Flumes Volume 2: Issue 1, Summer 2017 | Page 80

Those are the poems that keep me alive. The meaning and purpose of the work. Well, you know, I have the privilege of writers contacting me, and they’ll send me stray poems and short stories, and that’s kind of marvellous because I never know what’s coming in the mailbox.

JGH: So, you said that you wanted to break the heart of the world and then heal it. Do you think that it has to be broken to heal?

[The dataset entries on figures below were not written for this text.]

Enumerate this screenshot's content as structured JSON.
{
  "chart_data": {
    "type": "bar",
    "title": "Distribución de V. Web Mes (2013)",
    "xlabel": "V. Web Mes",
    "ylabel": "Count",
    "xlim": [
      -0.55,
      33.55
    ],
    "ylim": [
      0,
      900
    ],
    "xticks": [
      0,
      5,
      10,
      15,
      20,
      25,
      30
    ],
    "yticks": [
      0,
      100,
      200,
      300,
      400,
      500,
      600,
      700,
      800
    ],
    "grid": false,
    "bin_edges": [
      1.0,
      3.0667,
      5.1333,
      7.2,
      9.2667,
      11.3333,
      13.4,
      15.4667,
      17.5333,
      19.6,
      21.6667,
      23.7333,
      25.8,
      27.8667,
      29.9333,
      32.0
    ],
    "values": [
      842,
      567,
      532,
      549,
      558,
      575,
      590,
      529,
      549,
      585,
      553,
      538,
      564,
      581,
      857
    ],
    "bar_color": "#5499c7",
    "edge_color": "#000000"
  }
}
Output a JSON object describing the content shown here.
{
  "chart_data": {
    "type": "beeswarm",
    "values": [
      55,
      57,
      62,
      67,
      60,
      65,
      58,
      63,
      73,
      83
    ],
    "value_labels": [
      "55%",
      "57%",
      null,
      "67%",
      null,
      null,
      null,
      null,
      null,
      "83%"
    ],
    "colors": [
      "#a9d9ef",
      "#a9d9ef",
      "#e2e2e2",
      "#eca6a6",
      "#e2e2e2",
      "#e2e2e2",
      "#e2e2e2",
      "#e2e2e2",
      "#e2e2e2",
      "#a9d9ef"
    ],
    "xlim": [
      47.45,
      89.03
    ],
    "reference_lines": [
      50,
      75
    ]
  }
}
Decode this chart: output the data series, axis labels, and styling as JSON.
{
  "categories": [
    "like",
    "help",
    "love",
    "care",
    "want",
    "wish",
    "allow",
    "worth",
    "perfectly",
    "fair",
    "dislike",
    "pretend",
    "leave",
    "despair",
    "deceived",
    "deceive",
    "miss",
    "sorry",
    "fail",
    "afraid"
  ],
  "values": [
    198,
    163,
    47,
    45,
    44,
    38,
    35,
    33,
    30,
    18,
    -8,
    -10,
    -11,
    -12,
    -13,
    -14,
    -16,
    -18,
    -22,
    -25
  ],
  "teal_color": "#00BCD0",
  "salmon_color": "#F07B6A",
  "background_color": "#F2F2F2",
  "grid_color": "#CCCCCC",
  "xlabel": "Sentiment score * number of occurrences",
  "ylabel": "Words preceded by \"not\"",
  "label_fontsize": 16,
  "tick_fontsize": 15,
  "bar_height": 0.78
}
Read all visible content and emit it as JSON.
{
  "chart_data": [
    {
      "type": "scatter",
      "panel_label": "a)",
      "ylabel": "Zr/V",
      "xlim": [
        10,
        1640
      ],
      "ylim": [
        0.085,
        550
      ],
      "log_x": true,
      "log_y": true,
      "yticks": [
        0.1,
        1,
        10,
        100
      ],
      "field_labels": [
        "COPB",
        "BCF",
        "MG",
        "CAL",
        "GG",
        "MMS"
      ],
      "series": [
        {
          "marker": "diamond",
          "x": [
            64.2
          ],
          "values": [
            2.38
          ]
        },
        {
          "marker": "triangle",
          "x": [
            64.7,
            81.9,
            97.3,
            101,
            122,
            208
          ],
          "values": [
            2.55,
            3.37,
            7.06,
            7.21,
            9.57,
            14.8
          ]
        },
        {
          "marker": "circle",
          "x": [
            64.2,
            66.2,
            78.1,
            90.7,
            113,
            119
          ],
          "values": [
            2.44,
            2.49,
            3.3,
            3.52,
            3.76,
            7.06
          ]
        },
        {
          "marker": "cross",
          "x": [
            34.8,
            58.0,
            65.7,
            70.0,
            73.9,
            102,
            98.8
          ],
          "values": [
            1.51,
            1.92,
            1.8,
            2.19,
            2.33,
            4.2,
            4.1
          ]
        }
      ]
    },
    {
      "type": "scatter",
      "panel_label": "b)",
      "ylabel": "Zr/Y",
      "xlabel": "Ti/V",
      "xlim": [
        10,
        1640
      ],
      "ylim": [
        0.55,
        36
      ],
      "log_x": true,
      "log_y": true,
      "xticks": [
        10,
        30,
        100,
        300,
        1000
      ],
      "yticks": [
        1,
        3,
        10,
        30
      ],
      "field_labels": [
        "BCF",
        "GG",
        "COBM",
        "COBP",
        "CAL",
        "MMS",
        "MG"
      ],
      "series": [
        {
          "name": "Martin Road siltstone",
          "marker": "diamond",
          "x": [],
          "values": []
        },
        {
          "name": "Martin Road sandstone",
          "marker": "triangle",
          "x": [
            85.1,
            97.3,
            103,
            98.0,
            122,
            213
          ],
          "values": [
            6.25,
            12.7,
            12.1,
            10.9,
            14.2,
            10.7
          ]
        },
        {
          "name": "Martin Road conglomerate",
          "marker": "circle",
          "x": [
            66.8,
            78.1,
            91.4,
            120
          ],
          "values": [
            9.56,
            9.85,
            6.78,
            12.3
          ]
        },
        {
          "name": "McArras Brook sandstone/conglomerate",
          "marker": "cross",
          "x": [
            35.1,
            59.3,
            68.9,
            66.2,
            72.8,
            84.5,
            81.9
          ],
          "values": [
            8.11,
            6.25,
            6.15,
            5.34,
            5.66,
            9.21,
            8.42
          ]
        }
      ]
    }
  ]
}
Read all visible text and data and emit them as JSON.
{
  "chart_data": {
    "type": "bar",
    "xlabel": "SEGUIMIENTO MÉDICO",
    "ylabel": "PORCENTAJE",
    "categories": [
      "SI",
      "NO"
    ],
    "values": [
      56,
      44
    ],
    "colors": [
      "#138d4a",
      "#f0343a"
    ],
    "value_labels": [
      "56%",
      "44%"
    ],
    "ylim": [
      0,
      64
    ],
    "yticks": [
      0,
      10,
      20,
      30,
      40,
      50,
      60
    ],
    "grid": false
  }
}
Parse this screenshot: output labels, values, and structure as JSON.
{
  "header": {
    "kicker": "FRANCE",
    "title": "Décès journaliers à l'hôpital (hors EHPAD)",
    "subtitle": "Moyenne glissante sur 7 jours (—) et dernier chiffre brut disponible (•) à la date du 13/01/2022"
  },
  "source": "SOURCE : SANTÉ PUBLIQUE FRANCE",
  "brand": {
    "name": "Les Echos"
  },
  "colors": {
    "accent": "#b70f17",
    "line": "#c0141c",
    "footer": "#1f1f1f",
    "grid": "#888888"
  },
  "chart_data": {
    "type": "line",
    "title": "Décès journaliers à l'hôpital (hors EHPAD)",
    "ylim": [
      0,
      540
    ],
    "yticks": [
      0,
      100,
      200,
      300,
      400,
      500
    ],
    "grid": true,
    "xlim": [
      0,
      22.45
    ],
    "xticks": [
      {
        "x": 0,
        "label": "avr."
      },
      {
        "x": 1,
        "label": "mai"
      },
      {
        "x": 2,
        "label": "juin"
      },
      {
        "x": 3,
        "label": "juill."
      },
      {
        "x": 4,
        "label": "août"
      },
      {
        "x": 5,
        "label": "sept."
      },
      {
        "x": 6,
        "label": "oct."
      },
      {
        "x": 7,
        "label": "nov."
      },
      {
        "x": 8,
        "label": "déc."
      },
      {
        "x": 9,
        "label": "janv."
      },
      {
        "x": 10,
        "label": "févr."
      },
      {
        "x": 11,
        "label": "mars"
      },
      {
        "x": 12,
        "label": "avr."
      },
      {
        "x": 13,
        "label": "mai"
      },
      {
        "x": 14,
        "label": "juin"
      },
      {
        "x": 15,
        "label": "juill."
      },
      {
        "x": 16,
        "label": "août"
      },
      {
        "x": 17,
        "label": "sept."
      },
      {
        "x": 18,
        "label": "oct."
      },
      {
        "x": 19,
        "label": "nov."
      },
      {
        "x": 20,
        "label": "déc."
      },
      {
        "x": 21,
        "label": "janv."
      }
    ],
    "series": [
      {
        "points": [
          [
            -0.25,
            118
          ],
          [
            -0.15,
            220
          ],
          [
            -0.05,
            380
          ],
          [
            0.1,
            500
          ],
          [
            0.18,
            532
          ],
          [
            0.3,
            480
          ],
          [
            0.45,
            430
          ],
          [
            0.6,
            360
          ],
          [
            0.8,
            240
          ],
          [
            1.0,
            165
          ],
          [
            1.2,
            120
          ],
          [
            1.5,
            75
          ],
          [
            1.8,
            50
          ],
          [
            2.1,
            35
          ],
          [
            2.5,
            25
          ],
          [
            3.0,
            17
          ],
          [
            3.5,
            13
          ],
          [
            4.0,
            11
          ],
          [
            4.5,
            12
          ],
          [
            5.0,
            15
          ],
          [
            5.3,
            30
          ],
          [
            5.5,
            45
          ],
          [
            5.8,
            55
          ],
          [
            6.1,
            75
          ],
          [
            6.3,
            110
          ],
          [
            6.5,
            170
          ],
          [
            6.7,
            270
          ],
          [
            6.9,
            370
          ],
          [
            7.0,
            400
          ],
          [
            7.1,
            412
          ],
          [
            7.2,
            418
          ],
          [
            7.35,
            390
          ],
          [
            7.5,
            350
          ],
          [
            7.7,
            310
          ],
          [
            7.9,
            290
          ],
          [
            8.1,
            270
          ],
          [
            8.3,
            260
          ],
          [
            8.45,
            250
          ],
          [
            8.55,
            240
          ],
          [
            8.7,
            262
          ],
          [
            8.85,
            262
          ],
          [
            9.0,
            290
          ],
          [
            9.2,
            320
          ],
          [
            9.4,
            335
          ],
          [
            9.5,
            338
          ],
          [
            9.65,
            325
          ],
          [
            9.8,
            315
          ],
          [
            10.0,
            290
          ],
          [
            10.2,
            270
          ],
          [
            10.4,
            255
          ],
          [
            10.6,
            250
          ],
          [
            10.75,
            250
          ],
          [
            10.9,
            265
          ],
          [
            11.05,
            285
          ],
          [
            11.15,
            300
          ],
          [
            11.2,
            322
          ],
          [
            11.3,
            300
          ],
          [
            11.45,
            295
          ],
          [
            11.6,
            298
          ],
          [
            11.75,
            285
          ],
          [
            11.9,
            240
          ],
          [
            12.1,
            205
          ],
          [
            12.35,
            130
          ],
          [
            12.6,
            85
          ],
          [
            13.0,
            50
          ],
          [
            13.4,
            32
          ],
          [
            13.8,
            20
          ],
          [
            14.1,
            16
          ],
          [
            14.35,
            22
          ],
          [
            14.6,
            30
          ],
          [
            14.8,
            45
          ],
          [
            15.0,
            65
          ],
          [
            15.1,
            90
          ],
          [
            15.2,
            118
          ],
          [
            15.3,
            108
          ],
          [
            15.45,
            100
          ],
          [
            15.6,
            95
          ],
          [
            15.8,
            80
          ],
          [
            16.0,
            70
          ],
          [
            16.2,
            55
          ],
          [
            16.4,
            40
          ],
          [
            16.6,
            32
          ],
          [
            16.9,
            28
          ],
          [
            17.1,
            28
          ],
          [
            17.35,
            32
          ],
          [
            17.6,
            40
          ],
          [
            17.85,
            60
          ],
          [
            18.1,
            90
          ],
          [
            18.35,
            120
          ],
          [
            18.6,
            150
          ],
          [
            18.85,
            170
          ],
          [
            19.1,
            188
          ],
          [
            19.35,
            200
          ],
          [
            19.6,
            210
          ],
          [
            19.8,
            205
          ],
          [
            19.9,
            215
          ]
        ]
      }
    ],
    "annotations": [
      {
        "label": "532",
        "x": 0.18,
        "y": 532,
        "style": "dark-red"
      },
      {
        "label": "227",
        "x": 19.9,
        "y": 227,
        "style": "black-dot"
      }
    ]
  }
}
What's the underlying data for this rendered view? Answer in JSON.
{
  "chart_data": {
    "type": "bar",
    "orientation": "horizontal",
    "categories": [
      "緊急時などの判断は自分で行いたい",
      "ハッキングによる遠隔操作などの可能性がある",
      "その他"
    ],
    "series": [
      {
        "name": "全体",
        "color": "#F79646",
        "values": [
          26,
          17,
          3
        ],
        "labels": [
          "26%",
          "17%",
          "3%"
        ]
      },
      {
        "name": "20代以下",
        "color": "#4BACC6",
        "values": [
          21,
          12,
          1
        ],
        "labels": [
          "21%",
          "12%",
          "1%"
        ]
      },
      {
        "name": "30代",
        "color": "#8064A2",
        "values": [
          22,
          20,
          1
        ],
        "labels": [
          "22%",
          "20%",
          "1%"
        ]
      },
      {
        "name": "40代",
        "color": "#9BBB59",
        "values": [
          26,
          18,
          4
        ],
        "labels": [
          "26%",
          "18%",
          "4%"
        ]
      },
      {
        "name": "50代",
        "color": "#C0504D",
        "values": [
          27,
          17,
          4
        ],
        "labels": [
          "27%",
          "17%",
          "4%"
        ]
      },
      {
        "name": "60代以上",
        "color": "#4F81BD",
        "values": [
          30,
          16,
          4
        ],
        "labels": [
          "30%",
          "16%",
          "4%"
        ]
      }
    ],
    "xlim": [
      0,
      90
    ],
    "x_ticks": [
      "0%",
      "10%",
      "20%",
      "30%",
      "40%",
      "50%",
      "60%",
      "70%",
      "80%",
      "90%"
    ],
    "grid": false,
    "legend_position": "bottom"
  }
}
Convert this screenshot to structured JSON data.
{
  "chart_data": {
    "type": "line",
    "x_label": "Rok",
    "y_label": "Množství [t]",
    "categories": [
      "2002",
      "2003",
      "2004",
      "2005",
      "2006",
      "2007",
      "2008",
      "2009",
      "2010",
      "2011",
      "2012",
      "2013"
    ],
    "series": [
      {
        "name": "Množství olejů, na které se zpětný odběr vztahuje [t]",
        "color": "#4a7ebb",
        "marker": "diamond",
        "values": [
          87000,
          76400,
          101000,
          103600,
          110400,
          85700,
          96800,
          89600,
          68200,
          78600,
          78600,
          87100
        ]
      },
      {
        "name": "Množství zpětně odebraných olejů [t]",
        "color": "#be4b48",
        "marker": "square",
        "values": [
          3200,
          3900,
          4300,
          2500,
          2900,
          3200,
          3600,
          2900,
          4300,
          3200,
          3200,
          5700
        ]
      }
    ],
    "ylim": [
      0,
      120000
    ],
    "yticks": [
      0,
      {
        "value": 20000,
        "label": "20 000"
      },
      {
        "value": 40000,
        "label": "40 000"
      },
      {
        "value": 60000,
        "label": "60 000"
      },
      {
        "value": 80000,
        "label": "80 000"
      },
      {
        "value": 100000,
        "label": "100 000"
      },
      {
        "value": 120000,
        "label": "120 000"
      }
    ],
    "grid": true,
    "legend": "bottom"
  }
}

DA: You know the truth is, I think, that for a lot of us, it’s already broken. And to a certain extent the only way to do really serious work is to risk that heartbreak, and I don’t know any other way to do it. Not only breaking the heart of the world but you’re also breaking your own heart over and over again.

JGH: Isn’t that true.

DA: Yeah, its just …what you’ve seen and what seems to have gone on for all of us is very, very painful and difficult.

JGH: It’s so difficult to take a step back and realize who you are and what you maybe did wrong in the story too.

DA: We always want to pretend that we’re the noble and good character, but the insight is to be the son of a bitch in the story.

JGH: So, a question from our editorial board members: are there any tropes that you see that absolutely infuriate you in literature?

DA: Just the same ol’, same ol’ . It’s awkward because you know, I like some of the young writers who are doing the same thing over and over again but, and I did this myself, it’s the kind of boastful “I’m more serious than you” attitude. I find that very, very tedious. The need to discredit other people’s work in order to get credit for your own work, I find that really depressing and exhausting.

When Dorothy was younger, she worked with a writer who was brilliant but he could just “strip the skin.” He would say things that would be true, but they would be terrible.